Se llama Ruby Flórez pero a veces se transforma en “Pepita Clown”, un personaje bastante conocido en Olaya Herrera, y ahora en las redes sociales, que les ayuda a los niños con autismo, síndrome de down y otras discapacidades cognitivas de ese barrio a conocer de qué se trata eso del coronavirus que les impide salir de casa y a hacer actividades en el hogar que les sean útiles en esta cuarentena.
Con ayuda de su sobrino de 11 años, quien es conocido como el “Doctor Afrosín”, hace vídeos en los cuales explica cosas como qué es una pandemia, por qué se debe usar el tapabocas, las técnicas del lavado de manos, el lenguaje de los ojos y otros aspectos relevantes que les ayuden a estos niños a comprender de una forma didáctica el porqué es importante quedarse en casa.
Pero no solo eso. También les pone retos como hacer videollamadas a alguien con quien no hablaban desde hace tiempo, les enseña a cultivar alimentos en casa con materiales reciclables, a crear historias y a hacer manualidades con las cuales aprovechan su tiempo en casa.
“Esto para mí fue un reto porque pensé que iba a ser difícil y que no todos iban a responder, pero me di cuenta que estos retos rompen la rutina en la casa y se construye algo en familia. Es muy bonito entrar a mi Facebook y ver los vídeos que suben las mamás de todo lo que los chicos hacen, y ver que ellos están entendiendo por qué no debemos salir a la calle, por qué debemos usar tapabocas y así”, dice Ruby.
De esta manera ella y todos los que la ayudan ponen su granito de arena en la lucha del sector Central contra el coronavirus, que infortunadamente es uno de los que más casos tiene en toda la ciudad.
‘Ruleli’
La corporación existe desde hace cinco años y nació como un proyecto de Ruby de trabajar por el sector Central de Olaya Herrera. “Yo soy maestra en artes escénicas egresada de la Unibac y siempre quise devolverle algo al barrio donde nací, entonces viendo la problemática social que nosotros pasamos, decidí comenzar a trabajar por los niños del barrio”, dice Ruby.
A su iniciativa decidió ponerle ‘Ruleli’ porque era un nombre que le evocaba su propia niñez. “Cuando era niña con otras dos primas jugábamos a coger las almendras de los árboles y ‘vendérselas’ a mi mamá, a mi abuela y así. Nuestra ‘compañía’ era la combinación de nuestros nombres: Ruby, Leidy y Linda, ‘Ruleli’, por eso llamé así a esta corporación”, afirma.
De esta manera, bajo este nombre que reafirma las capacidades de la imaginación infantil, Ruby logró crear un espacio para los chicos del sector donde reciben clases artísticas e invierten su tiempo aprendiendo habilidades que les sirven en su día a día.

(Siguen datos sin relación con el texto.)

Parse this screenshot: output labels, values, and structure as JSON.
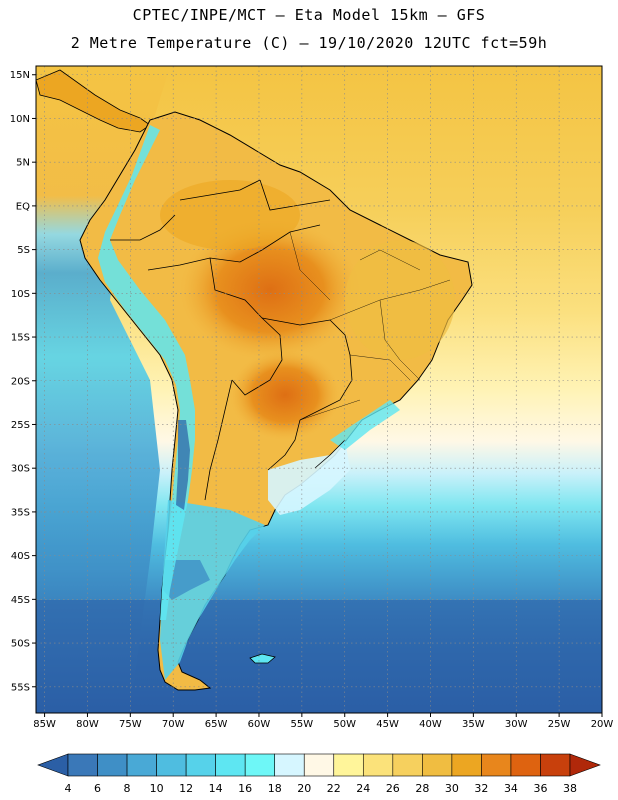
{
  "header": {
    "line1": "CPTEC/INPE/MCT –  Eta Model 15km – GFS",
    "line2": "2 Metre Temperature (C) – 19/10/2020 12UTC fct=59h"
  },
  "axes": {
    "lat_labels": [
      "15N",
      "10N",
      "5N",
      "EQ",
      "5S",
      "10S",
      "15S",
      "20S",
      "25S",
      "30S",
      "35S",
      "40S",
      "45S",
      "50S",
      "55S"
    ],
    "lon_labels": [
      "85W",
      "80W",
      "75W",
      "70W",
      "65W",
      "60W",
      "55W",
      "50W",
      "45W",
      "40W",
      "35W",
      "30W",
      "25W",
      "20W"
    ],
    "lat_range": [
      16,
      -58
    ],
    "lon_range": [
      -86,
      -20
    ]
  },
  "colorbar": {
    "labels": [
      "4",
      "6",
      "8",
      "10",
      "12",
      "14",
      "16",
      "18",
      "20",
      "22",
      "24",
      "26",
      "28",
      "30",
      "32",
      "34",
      "36",
      "38"
    ],
    "colors": [
      "#2b5fa6",
      "#3a78b8",
      "#3f8fc6",
      "#49a9d6",
      "#4fbde0",
      "#56d2ea",
      "#5ee6f2",
      "#6ef7f7",
      "#d6f6ff",
      "#fff8e6",
      "#fff59a",
      "#fbe27a",
      "#f6d05e",
      "#f0bd41",
      "#eca622",
      "#e8861c",
      "#de6310",
      "#c8400c",
      "#b0280a"
    ]
  },
  "palette": {
    "ocean_north": "#f5c847",
    "ocean_deep_south": "#2b5fa6",
    "land_hot": "#e8901e",
    "land_warm": "#f2bb45",
    "andes_cold": "#5ee6f2"
  }
}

“Este año venía trabajando con dos actividades: una con los niños del sector Central y otra con los chicos con capacidades diferentes (autismo, síndrome de down, etc.) que también son de Ricaurte y otros sectores de Olaya. Lo que me gusta es que hay inclusión en todos los espacios, hemos logrado que los niños de este sector se fusionen con los de capacidades especiales y trabajen conjuntamente sin importar las diferencias. Dictamos clases de teatro, manualidades, música, pintura y también reforzamos valores”, dice Ruby, quien realiza esta labor sin contraprestación alguna más que ser testigo de la evolución de los chicos con los que trabaja. Sin embargo con la cuarentena el trabajo presencial de este año se vio paralizado.
La pandemia
“Con la cuarentena nos tocó hacer una pausa y someternos a este reto que es la virtualidad, fue muy difícil al principio pero con la ayuda de las mamás nos reinventamos y comenzamos a trabajar por las redes sociales. Es muy bonito porque ahora participan también con sus familias”, dice Ruby.
Sin embargo lamenta que no todos los niños con los que trabaja normalmente hayan podido incorporarse porque infortunadamente no todos cuentan con acceso a internet.

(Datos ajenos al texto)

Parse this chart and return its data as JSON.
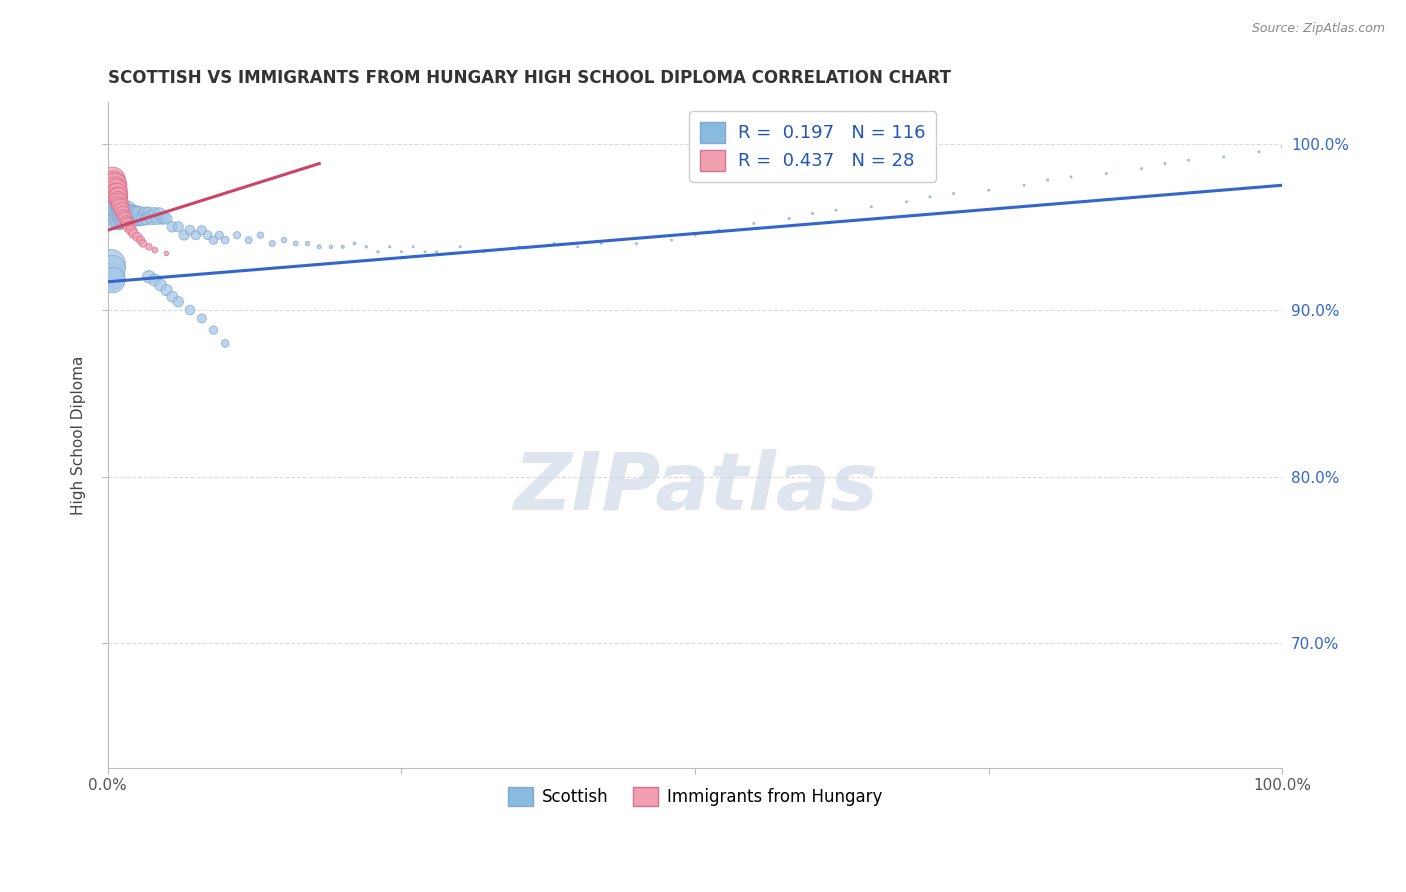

“Con algunos seguir a través de la virtualidad ha sido difícil porque los papás no cuentan con internet, celular o un computador. Hay familias que son muy vulnerables y a ellos he tratado de ayudarles consiguiendo ayudas como meriendas y alimentos y yendo a sus casas con todos los protocolos de bioseguridad”, afirma, recalcando que a pesar de todo hay familias del sector Central que son muy pobres y que por ello no se pueden incorporar a las nuevas dinámicas que impone la pandemia para continuar con el aprendizaje.
Para ello también cuenta con la ayuda del Comité Barrial de Emergencia (Combas) del sector con el cual más allá de la entrega de ayudas humanitarias, le apuesta a reforzar la pedagogía a través del arte y la recreación.